D.P.'s CBRIII Review #2 - Abraham Lincoln: Vampire Hunter by Seth Grahmme-Smith

I'm a history nut.  All of it.  But more specifically, I'm an American history nut.  Furthermore specifically, I'm a Civil War history nut.  I have no idea why, but the whole thing is just endlessly fascinating to me.  I couldn't wait to visit Ford Theater in Washington, D.C. and see where Lincoln was shot.  Turns out there's more to that story than I ever knew: Lincoln hunted vampires!  Whoa shit, right?!

Okay, in all fairness, the concept seems campy at best.  Cheesy and ridiculous, one might even say.  With that said, I picked up this book (okay, I picked up my Kindle) expecting something on par with a Jeff Foxworthy offering.

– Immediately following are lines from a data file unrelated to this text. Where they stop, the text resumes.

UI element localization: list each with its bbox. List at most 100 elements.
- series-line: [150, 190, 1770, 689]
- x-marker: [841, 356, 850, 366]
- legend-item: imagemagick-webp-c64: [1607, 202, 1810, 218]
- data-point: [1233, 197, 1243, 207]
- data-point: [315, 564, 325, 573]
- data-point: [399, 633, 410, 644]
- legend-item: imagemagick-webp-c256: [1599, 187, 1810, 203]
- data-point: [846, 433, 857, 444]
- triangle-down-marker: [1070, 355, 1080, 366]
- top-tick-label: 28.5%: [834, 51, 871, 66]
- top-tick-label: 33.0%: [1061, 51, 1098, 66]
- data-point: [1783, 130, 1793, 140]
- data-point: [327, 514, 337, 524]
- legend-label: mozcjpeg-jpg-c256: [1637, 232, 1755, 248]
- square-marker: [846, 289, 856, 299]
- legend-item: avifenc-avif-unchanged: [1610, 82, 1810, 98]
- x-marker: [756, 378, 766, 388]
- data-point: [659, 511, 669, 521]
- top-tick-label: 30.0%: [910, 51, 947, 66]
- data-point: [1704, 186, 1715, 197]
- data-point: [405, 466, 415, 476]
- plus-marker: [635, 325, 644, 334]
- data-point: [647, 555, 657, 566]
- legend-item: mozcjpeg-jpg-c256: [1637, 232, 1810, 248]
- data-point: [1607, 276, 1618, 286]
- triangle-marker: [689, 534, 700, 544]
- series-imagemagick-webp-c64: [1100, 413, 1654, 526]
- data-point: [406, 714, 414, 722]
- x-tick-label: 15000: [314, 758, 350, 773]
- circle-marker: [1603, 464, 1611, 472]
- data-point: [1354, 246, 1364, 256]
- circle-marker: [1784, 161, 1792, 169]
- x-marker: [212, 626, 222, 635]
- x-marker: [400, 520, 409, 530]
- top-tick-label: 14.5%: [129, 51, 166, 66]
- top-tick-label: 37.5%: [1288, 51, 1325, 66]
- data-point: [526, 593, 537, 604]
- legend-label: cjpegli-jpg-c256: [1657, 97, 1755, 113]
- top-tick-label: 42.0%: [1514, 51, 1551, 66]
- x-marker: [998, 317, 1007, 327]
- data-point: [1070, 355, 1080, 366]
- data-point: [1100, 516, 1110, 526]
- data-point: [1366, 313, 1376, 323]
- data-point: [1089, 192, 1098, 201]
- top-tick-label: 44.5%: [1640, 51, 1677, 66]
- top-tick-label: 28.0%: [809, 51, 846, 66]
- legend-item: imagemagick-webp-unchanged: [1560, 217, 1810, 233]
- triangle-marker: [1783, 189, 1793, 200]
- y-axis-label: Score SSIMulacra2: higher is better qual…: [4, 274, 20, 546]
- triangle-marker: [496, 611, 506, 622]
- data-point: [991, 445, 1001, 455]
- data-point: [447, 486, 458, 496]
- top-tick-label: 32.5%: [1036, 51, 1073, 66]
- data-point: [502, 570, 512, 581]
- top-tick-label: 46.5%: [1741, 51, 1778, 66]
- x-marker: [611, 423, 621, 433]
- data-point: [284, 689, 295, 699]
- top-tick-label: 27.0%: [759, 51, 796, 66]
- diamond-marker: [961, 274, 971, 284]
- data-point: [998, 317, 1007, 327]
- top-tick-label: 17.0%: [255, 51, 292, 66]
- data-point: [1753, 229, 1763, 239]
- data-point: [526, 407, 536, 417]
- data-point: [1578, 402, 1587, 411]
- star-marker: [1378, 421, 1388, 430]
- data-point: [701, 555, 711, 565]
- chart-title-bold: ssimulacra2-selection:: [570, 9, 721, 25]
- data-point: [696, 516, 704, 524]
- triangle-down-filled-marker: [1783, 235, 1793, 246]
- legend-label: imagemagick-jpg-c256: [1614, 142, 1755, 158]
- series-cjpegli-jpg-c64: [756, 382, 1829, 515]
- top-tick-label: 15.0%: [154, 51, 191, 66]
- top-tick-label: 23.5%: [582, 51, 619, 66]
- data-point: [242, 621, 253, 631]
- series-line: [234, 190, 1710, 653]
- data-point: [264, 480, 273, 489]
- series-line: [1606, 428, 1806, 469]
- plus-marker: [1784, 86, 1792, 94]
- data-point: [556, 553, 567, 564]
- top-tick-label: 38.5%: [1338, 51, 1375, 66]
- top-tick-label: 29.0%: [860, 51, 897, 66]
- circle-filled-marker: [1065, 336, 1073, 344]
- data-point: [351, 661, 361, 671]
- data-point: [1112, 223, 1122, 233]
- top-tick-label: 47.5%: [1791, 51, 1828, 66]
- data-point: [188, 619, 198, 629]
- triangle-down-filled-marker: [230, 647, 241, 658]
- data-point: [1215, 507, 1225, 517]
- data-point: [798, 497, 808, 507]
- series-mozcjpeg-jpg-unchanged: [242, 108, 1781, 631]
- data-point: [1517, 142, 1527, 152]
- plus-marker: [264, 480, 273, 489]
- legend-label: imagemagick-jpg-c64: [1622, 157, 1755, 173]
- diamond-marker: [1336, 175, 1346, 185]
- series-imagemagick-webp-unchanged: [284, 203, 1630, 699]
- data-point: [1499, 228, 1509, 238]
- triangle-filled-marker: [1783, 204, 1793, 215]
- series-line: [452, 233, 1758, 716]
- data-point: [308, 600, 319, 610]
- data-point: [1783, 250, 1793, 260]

Boy, was I surprised.  This book is good.  Not just good, but REALLY good.  Way better than it has any right to be, given the concept behind it.  Accurate, also.  I found myself repeatedly checking Wikipedia, wondering if Lincoln's mother really did die when he was young (she did, although Wikipedia conveniently left out the part about a vampire killing her.  Pro-vampire liberal bias, I'm assuming.)  Written as a biography, the novel ties the true story of Abraham Lincoln's entire life, from childhood to death, to his quest to hunt and kill vampires and how doing so led him from a small cabin to the White House.  His desire to end slavery and the resulting Civil War are all tied together neatly with the vampire uprising of the mid-1800s.

Finally, the ending of this book, from Lincoln's assassination by John Wilkes Booth, to Booth's death, and even the final epilogue of the novel that slaps a neat bow onto the anti-slavery subplot, are perfectly done.  The closest thing I can compare the book to is Max Brooks' World War Z.  It's just THAT good, and for it to be such a great book when I was expecting so little was an even better surprise.  Highly, highly recommended.


Stacey Garrett said...

Okay I have been waiting for you to review this. I know you said it was surprisingly good when you first started reading it but to compare it to World War Z is high praise. I am going to need to read this one.